Company fuels doubts of oil shale foes

The Estonian company that purchased oil shale holdings on state land in Utah is still working on producing a liquid transportation fuel, a fact that opponents of oil shale development in the United States are pointing out.

Congressional testimony by James Bartis of The RAND Corp., an advocate of more research and development on federal oil shale lands in the West, made note of the lack of transportation fuel being produced from oil shale in Estonia.

“Oil shale is primarily used as a solid fuel for the generation of electric power,” Bartis said in congressional testimony June 2. “A small amount is converted to a liquid fuel, all of which is used in power generation or cogeneration plants. To our knowledge, oil shale in Estonia is not used to produce transportation fuels.”

That’s something U.S. Rep. Scott Tipton, R-Colo., should be aware of as he conducts a hearing Aug. 24 in Grand Junction on current research and roadblocks to development of oil shale, said Peter Roessman of Western Resource Advocates.

“In spite of their 100-year history of developing oil shale, Estonia is still totally dependent upon foreign imports to power their automobile fleet,” Roessman said in a news release.

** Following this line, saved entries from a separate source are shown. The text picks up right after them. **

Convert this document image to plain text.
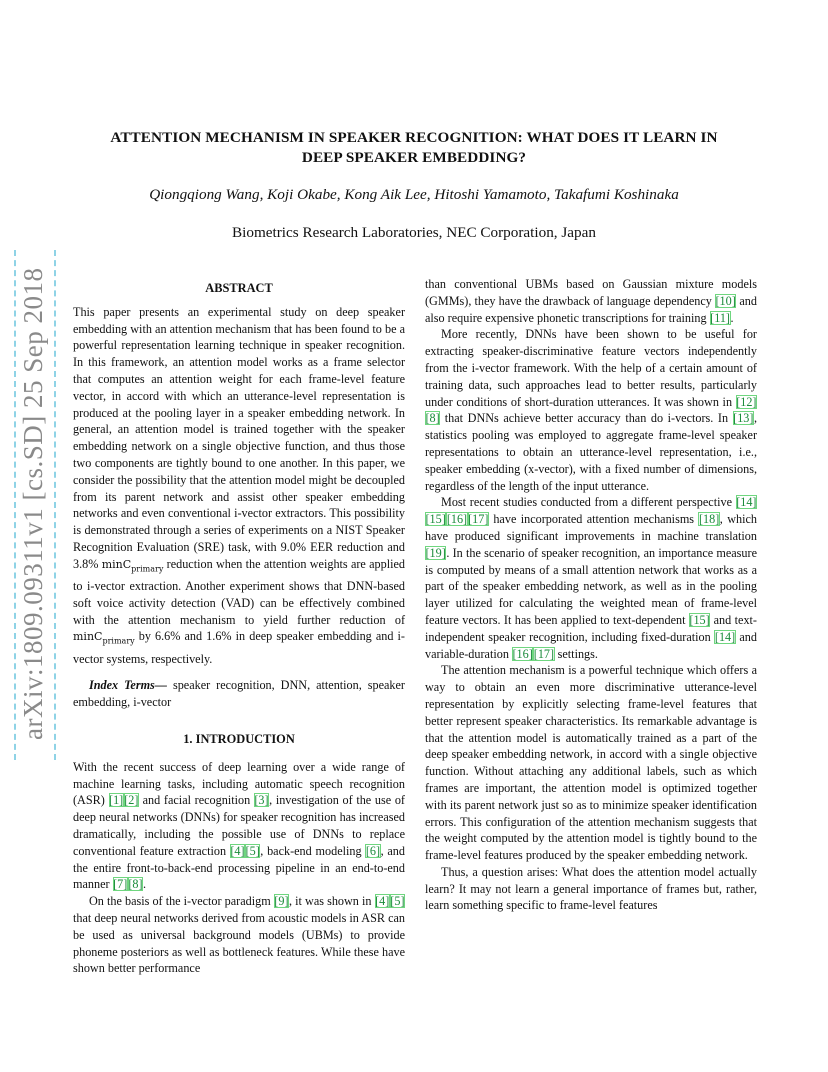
arXiv:1809.09311v1 [cs.SD] 25 Sep 2018
ATTENTION MECHANISM IN SPEAKER RECOGNITION: WHAT DOES IT LEARN IN
DEEP SPEAKER EMBEDDING?
Qiongqiong Wang, Koji Okabe, Kong Aik Lee, Hitoshi Yamamoto, Takafumi Koshinaka
Biometrics Research Laboratories, NEC Corporation, Japan
ABSTRACT

This paper presents an experimental study on deep speaker embedding with an attention mechanism that has been found to be a powerful representation learning technique in speaker recognition. In this framework, an attention model works as a frame selector that computes an attention weight for each frame-level feature vector, in accord with which an utterance-level representation is produced at the pooling layer in a speaker embedding network. In general, an attention model is trained together with the speaker embedding network on a single objective function, and thus those two components are tightly bound to one another. In this paper, we consider the possibility that the attention model might be decoupled from its parent network and assist other speaker embedding networks and even conventional i-vector extractors. This possibility is demonstrated through a series of experiments on a NIST Speaker Recognition Evaluation (SRE) task, with 9.0% EER reduction and 3.8% minC$_{primary}$ reduction when the attention weights are applied to i-vector extraction. Another experiment shows that DNN-based soft voice activity detection (VAD) can be effectively combined with the attention mechanism to yield further reduction of minC$_{primary}$ by 6.6% and 1.6% in deep speaker embedding and i-vector systems, respectively.

Index Terms— speaker recognition, DNN, attention, speaker embedding, i-vector

1. INTRODUCTION

With the recent success of deep learning over a wide range of machine learning tasks, including automatic speech recognition (ASR) [1][2] and facial recognition [3], investigation of the use of deep neural networks (DNNs) for speaker recognition has increased dramatically, including the possible use of DNNs to replace conventional feature extraction [4][5], back-end modeling [6], and the entire front-to-back-end processing pipeline in an end-to-end manner [7][8].

On the basis of the i-vector paradigm [9], it was shown in [4][5] that deep neural networks derived from acoustic models in ASR can be used as universal background models (UBMs) to provide phoneme posteriors as well as bottleneck features. While these have shown better performance

than conventional UBMs based on Gaussian mixture models (GMMs), they have the drawback of language dependency [10] and also require expensive phonetic transcriptions for training [11].

More recently, DNNs have been shown to be useful for extracting speaker-discriminative feature vectors independently from the i-vector framework. With the help of a certain amount of training data, such approaches lead to better results, particularly under conditions of short-duration utterances. It was shown in [12][8] that DNNs achieve better accuracy than do i-vectors. In [13], statistics pooling was employed to aggregate frame-level speaker representations to obtain an utterance-level representation, i.e., speaker embedding (x-vector), with a fixed number of dimensions, regardless of the length of the input utterance.

Most recent studies conducted from a different perspective [14][15][16][17] have incorporated attention mechanisms [18], which have produced significant improvements in machine translation [19]. In the scenario of speaker recognition, an importance measure is computed by means of a small attention network that works as a part of the speaker embedding network, as well as in the pooling layer utilized for calculating the weighted mean of frame-level feature vectors. It has been applied to text-dependent [15] and text-independent speaker recognition, including fixed-duration [14] and variable-duration [16][17] settings.

The attention mechanism is a powerful technique which offers a way to obtain an even more discriminative utterance-level representation by explicitly selecting frame-level features that better represent speaker characteristics. Its remarkable advantage is that the attention model is automatically trained as a part of the deep speaker embedding network, in accord with a single objective function. Without attaching any additional labels, such as which frames are important, the attention model is optimized together with its parent network just so as to minimize speaker identification errors. This configuration of the attention mechanism suggests that the weight computed by the attention model is tightly bound to the frame-level features produced by the speaker embedding network.

Thus, a question arises: What does the attention model actually learn? It may not learn a general importance of frames but, rather, learn something specific to frame-level features
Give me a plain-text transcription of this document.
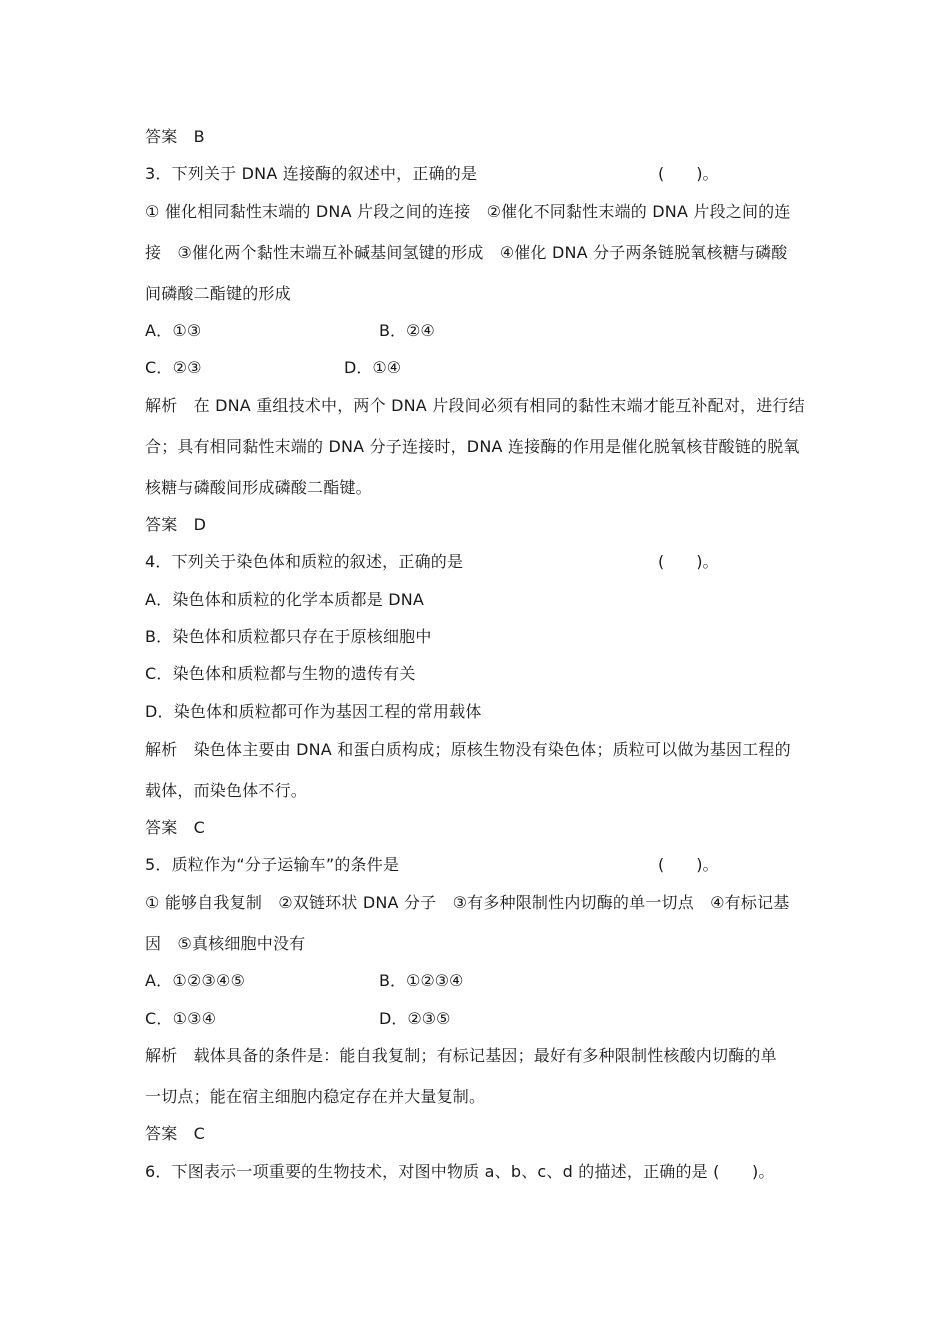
答案　B
3．下列关于 DNA 连接酶的叙述中，正确的是	(　　)。
① 催化相同黏性末端的 DNA 片段之间的连接　②催化不同黏性末端的 DNA 片段之间的连
接　③催化两个黏性末端互补碱基间氢键的形成　④催化 DNA 分子两条链脱氧核糖与磷酸
间磷酸二酯键的形成
A．①③	B．②④
C．②③	D．①④
解析　在 DNA 重组技术中，两个 DNA 片段间必须有相同的黏性末端才能互补配对，进行结
合；具有相同黏性末端的 DNA 分子连接时，DNA 连接酶的作用是催化脱氧核苷酸链的脱氧
核糖与磷酸间形成磷酸二酯键。
答案　D
4．下列关于染色体和质粒的叙述，正确的是	(　　)。
A．染色体和质粒的化学本质都是 DNA
B．染色体和质粒都只存在于原核细胞中
C．染色体和质粒都与生物的遗传有关
D．染色体和质粒都可作为基因工程的常用载体
解析　染色体主要由 DNA 和蛋白质构成；原核生物没有染色体；质粒可以做为基因工程的
载体，而染色体不行。
答案　C
5．质粒作为“分子运输车”的条件是	(　　)。
① 能够自我复制　②双链环状 DNA 分子　③有多种限制性内切酶的单一切点　④有标记基
因　⑤真核细胞中没有
A．①②③④⑤	B．①②③④
C．①③④	D．②③⑤
解析　载体具备的条件是：能自我复制；有标记基因；最好有多种限制性核酸内切酶的单
一切点；能在宿主细胞内稳定存在并大量复制。
答案　C
6．下图表示一项重要的生物技术，对图中物质 a、b、c、d 的描述，正确的是 (　　)。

The state-owned company, Eesti Energia, which operates internationally as Enefit, hopes to complete a production complex “for producing higher quality liquid fuels from oil shale than the shale oil produced today, fuels which will meet all the legal requirements for use as motor fuel,” company spokeswoman Marina Bachmann said in an email statement.

Enefit owns Enefit American Oil, which this year purchased the holdings of The Oil Shale Company, which operates on state-owned lands in Utah.

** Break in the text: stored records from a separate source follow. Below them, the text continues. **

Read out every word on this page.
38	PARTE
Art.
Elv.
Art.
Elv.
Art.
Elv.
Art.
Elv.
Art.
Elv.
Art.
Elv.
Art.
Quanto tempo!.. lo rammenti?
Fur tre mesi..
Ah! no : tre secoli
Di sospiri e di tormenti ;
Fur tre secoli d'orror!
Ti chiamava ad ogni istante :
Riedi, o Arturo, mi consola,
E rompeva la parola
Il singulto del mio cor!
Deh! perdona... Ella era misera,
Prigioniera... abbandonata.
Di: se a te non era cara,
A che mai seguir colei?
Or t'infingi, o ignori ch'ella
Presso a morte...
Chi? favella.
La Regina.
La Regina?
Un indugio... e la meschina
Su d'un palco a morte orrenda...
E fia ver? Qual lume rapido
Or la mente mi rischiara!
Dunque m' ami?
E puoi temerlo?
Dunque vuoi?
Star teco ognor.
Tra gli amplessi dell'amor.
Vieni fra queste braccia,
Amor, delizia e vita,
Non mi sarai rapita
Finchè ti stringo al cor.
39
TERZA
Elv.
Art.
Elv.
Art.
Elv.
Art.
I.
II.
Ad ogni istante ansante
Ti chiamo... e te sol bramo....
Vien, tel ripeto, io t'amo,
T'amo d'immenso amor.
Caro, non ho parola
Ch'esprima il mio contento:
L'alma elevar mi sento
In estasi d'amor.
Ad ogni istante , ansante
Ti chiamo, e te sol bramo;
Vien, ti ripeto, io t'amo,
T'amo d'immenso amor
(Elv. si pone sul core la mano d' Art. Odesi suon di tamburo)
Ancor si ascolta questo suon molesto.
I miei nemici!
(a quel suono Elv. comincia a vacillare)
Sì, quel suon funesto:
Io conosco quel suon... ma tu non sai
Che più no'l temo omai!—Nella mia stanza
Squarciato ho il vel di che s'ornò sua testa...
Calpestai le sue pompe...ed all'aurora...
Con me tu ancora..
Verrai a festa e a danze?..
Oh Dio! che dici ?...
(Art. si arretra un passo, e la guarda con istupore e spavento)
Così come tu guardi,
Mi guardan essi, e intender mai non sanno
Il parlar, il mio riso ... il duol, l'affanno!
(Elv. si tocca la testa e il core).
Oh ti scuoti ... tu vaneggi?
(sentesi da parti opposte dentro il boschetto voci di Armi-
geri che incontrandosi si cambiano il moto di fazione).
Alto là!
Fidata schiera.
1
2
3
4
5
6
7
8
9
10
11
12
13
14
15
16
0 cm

The company is nearly a decade from production in Utah, Bachmann said.

“The current estimate is that the project development and permitting will take up to six years, followed by another three years for construction,” Bachmann said.

Enefit American Oil, headquartered in Vernal, Utah, is planning drilling and exploration work to define and characterize the oil shale resource, as well as begin more than a year of weather and air-quality monitoring, Bachmann said.